Ryan Briscoe following his Ford Performance Center simulator run ahead of the Bathurst demo

Australian sportscar star Ryan Briscoe is set to complete a demonstration run of the Ford GT during Bathurst 1000 weekend having logged a test session in the simulator at the Ford Performance Tech Center in preparation.

Briscoe, and co-driver Richard Westbrook scored the first race win for the Ford GT program in 2016, and the duo are locked in a tense fight with Corvette Racing’s Antonio Garcia and Jan Magnussen for this year’s IMSA GT Le Mans class championship.

The 37-year-old won seven IndyCar races for Team Penske prior to his switch to sportscars with Chip Ganassi Racing.

The Sydney native is eager to return to Bathurst, five years after the last of his five appearances as a guest driver in the Great Race.

“I am really excited – it’s such a magical place,” Briscoe told

“You rate it up there with places like Indianapolis and it’s just a really special place to go, especially over the weekend of the Bathurst 1000. 

“That’s what any die-hard Australian race fan lives and breathes for.

“I’m pretty proud to be able to show off the car.

“It’s such a rare car and people get excited when they see it for the first time.

“We’ve been having a lot of fun racing it and to take it around Bathurst is a driver’s dream.”

Briscoe was happy to turn laps in the simulator, a key component of the four-year old Ford Performance Tech Center.

Ford’s simulator features 400-pound modular ‘bucks’ that allow drivers to sit in an exact replica of the GT, Ford’s NASCAR entries, and production versions of the Mustang and Focus.

Ford’s state-of-the-art simulator

“The nice thing about being in the buck is everything is the same as the real car,” Briscoe remarked.

“We’ve got the same steering wheel and controls, and even things like the same blind spot in the A-pillar that’s exactly where you want to be looking!

“Simulators started out as a great tool for drivers to learn tracks, but now they have become a great substitute for being at a race track.

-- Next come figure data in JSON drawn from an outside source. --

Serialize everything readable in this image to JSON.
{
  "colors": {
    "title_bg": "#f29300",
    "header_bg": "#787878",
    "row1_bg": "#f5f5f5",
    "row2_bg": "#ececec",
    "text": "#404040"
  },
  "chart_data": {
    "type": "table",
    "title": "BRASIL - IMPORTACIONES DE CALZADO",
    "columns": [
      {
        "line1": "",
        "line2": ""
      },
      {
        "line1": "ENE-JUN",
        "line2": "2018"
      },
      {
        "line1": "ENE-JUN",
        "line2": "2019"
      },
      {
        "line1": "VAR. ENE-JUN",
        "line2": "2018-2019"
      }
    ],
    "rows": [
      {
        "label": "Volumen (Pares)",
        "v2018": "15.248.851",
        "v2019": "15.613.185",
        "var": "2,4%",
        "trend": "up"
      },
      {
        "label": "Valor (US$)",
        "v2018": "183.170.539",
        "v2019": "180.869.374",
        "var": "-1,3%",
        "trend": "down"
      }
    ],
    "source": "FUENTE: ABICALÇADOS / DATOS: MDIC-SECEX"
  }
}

“You can get so much more done. You can run through so many more changes in a day and get so much information.

“It’s still in the development stage where you still want to verify a bunch of stuff on the racetrack, but they are an incredible piece of machinery and you can get in there and feel like you are in the real thing.

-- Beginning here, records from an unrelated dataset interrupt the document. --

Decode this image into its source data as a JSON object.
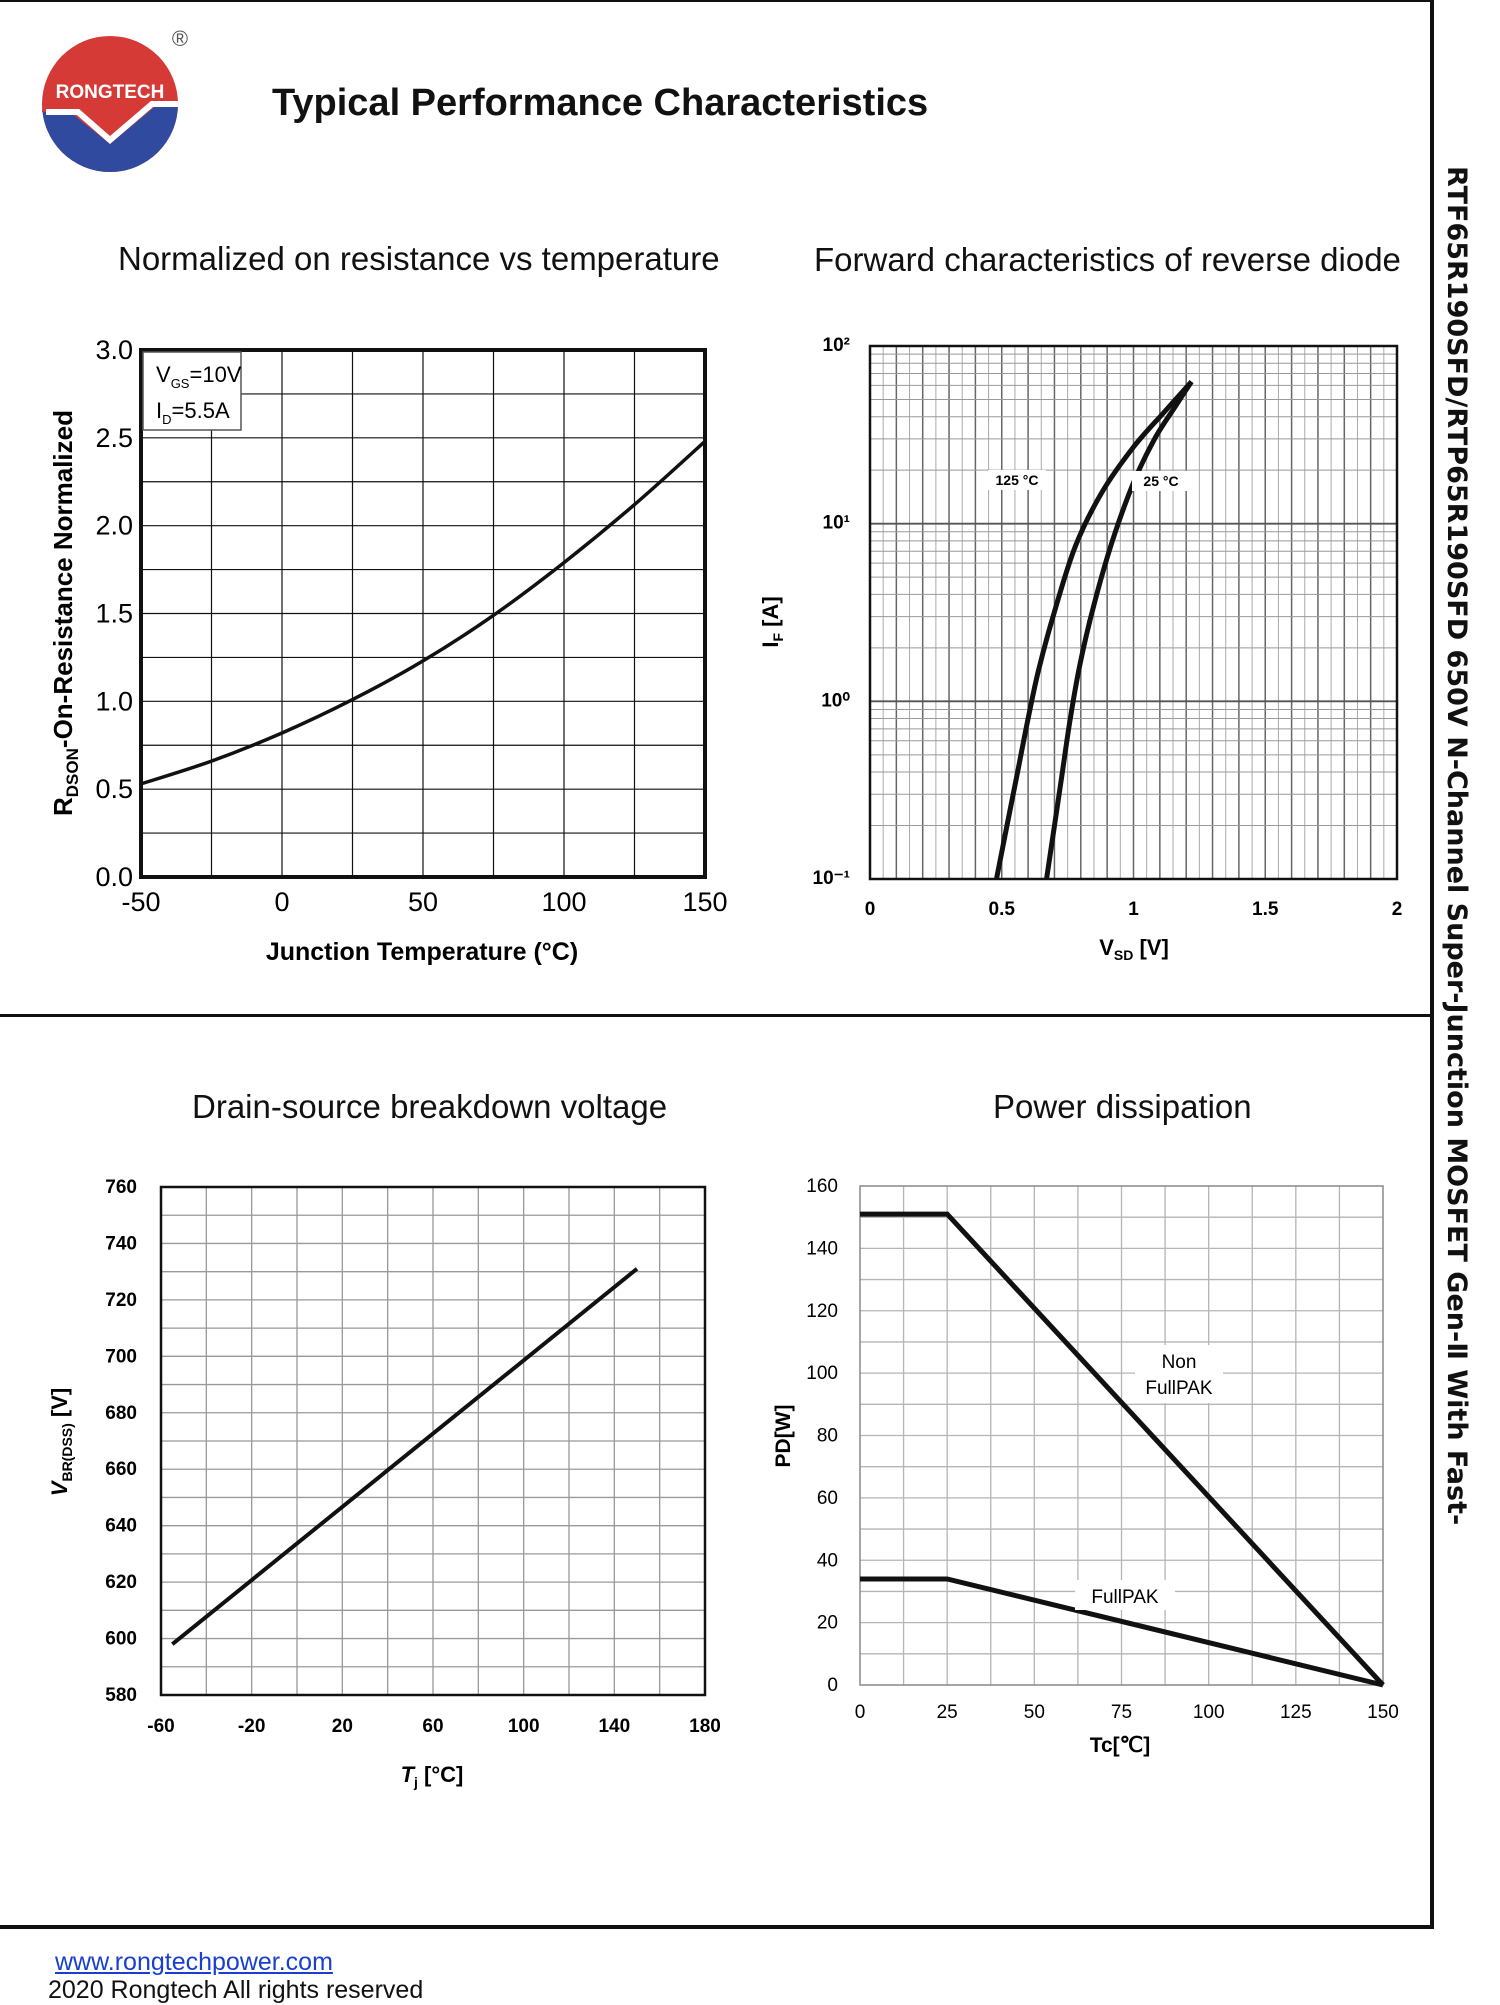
{
  "header": {
    "brand": "RONGTECH",
    "registered_mark": "®",
    "page_title": "Typical Performance Characteristics"
  },
  "side_title": "RTF65R190SFD/RTP65R190SFD 650V N-Channel Super-Junction MOSFET Gen-Ⅱ With Fast-",
  "footer": {
    "link": "www.rongtechpower.com",
    "copyright": "2020 Rongtech All rights reserved"
  },
  "colors": {
    "brand_red": "#d63a37",
    "brand_blue": "#2f4a9e",
    "line": "#111111",
    "grid": "#777777"
  },
  "chart_data": [
    {
      "type": "line",
      "title": "Normalized on resistance vs temperature",
      "xlabel": "Junction Temperature (°C)",
      "ylabel": "RDSON-On-Resistance Normalized",
      "ylabel_main": "R",
      "ylabel_sub": "DSON",
      "ylabel_rest": "-On-Resistance Normalized",
      "xlim": [
        -50,
        150
      ],
      "ylim": [
        0,
        3
      ],
      "xticks": [
        "-50",
        "0",
        "50",
        "100",
        "150"
      ],
      "yticks": [
        "0.0",
        "0.5",
        "1.0",
        "1.5",
        "2.0",
        "2.5",
        "3.0"
      ],
      "legend": [
        "VGS=10V",
        "ID=5.5A"
      ],
      "legend_vgs_main": "V",
      "legend_vgs_sub": "GS",
      "legend_vgs_rest": "=10V",
      "legend_id_main": "I",
      "legend_id_sub": "D",
      "legend_id_rest": "=5.5A",
      "series": [
        {
          "name": "RDSON",
          "x": [
            -50,
            -25,
            0,
            25,
            50,
            75,
            100,
            125,
            150
          ],
          "y": [
            0.53,
            0.66,
            0.82,
            1.01,
            1.23,
            1.49,
            1.79,
            2.12,
            2.48
          ]
        }
      ]
    },
    {
      "type": "line",
      "title": "Forward characteristics of reverse diode",
      "xlabel": "VSD [V]",
      "xlabel_main": "V",
      "xlabel_sub": "SD",
      "xlabel_rest": " [V]",
      "ylabel": "IF [A]",
      "ylabel_main": "I",
      "ylabel_sub": "F",
      "ylabel_rest": " [A]",
      "xlim": [
        0,
        2
      ],
      "ylim_log10": [
        -1,
        2
      ],
      "xticks": [
        "0",
        "0.5",
        "1",
        "1.5",
        "2"
      ],
      "yticks": [
        "10⁻¹",
        "10⁰",
        "10¹",
        "10²"
      ],
      "series": [
        {
          "name": "125 °C",
          "x": [
            0.48,
            0.52,
            0.56,
            0.6,
            0.64,
            0.7,
            0.78,
            0.88,
            1.0,
            1.12,
            1.22
          ],
          "y": [
            0.1,
            0.2,
            0.4,
            0.8,
            1.5,
            3.2,
            7.5,
            15,
            27,
            43,
            63
          ]
        },
        {
          "name": "25 °C",
          "x": [
            0.67,
            0.7,
            0.73,
            0.76,
            0.8,
            0.85,
            0.92,
            1.0,
            1.08,
            1.16,
            1.22
          ],
          "y": [
            0.1,
            0.2,
            0.4,
            0.8,
            1.7,
            3.5,
            8,
            17,
            30,
            46,
            63
          ]
        }
      ]
    },
    {
      "type": "line",
      "title": "Drain-source breakdown voltage",
      "xlabel": "Tj [°C]",
      "xlabel_main": "T",
      "xlabel_sub": "j",
      "xlabel_rest": " [°C]",
      "ylabel": "VBR(DSS) [V]",
      "ylabel_main": "V",
      "ylabel_sub": "BR(DSS)",
      "ylabel_rest": " [V]",
      "xlim": [
        -60,
        180
      ],
      "ylim": [
        580,
        760
      ],
      "xticks": [
        "-60",
        "-20",
        "20",
        "60",
        "100",
        "140",
        "180"
      ],
      "yticks": [
        "580",
        "600",
        "620",
        "640",
        "660",
        "680",
        "700",
        "720",
        "740",
        "760"
      ],
      "series": [
        {
          "name": "VBR(DSS)",
          "x": [
            -55,
            150
          ],
          "y": [
            598,
            731
          ]
        }
      ]
    },
    {
      "type": "line",
      "title": "Power dissipation",
      "xlabel": "Tc[℃]",
      "ylabel": "PD[W]",
      "xlim": [
        0,
        150
      ],
      "ylim": [
        0,
        160
      ],
      "xticks": [
        "0",
        "25",
        "50",
        "75",
        "100",
        "125",
        "150"
      ],
      "yticks": [
        "0",
        "20",
        "40",
        "60",
        "80",
        "100",
        "120",
        "140",
        "160"
      ],
      "series": [
        {
          "name": "Non FullPAK",
          "label_lines": [
            "Non",
            "FullPAK"
          ],
          "x": [
            0,
            25,
            150
          ],
          "y": [
            151,
            151,
            0
          ]
        },
        {
          "name": "FullPAK",
          "label_lines": [
            "FullPAK"
          ],
          "x": [
            0,
            25,
            150
          ],
          "y": [
            34,
            34,
            0
          ]
        }
      ]
    }
  ]
}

“It was nice to get a taste of how the GT going to feel and take steps to make sure we get the set-up right – and it was an excuse for me to get into the simulator to drive Bathurst.”

Briscoe admitted that he still has the desire to compete in the Bathurst 1000 again, but said it’s a difficult task for a driver committed to an overseas championship.

“I’d love to do the Bathurst 1000 again but they’ve sort of made it difficult for co-drivers who are racing outside of Australia,” he noted.

“To do Bathurst, you really have to do the triple enduro thing. 

“The last time I did it in 2013, I was racing in IMSA at the same time that year and it was such a commitment flying back and forth.

“You have races either side of races, down there or up here, and if you’re running for a championship, you just run yourself into the ground and you also don’t give them (the Australian team) your best either.”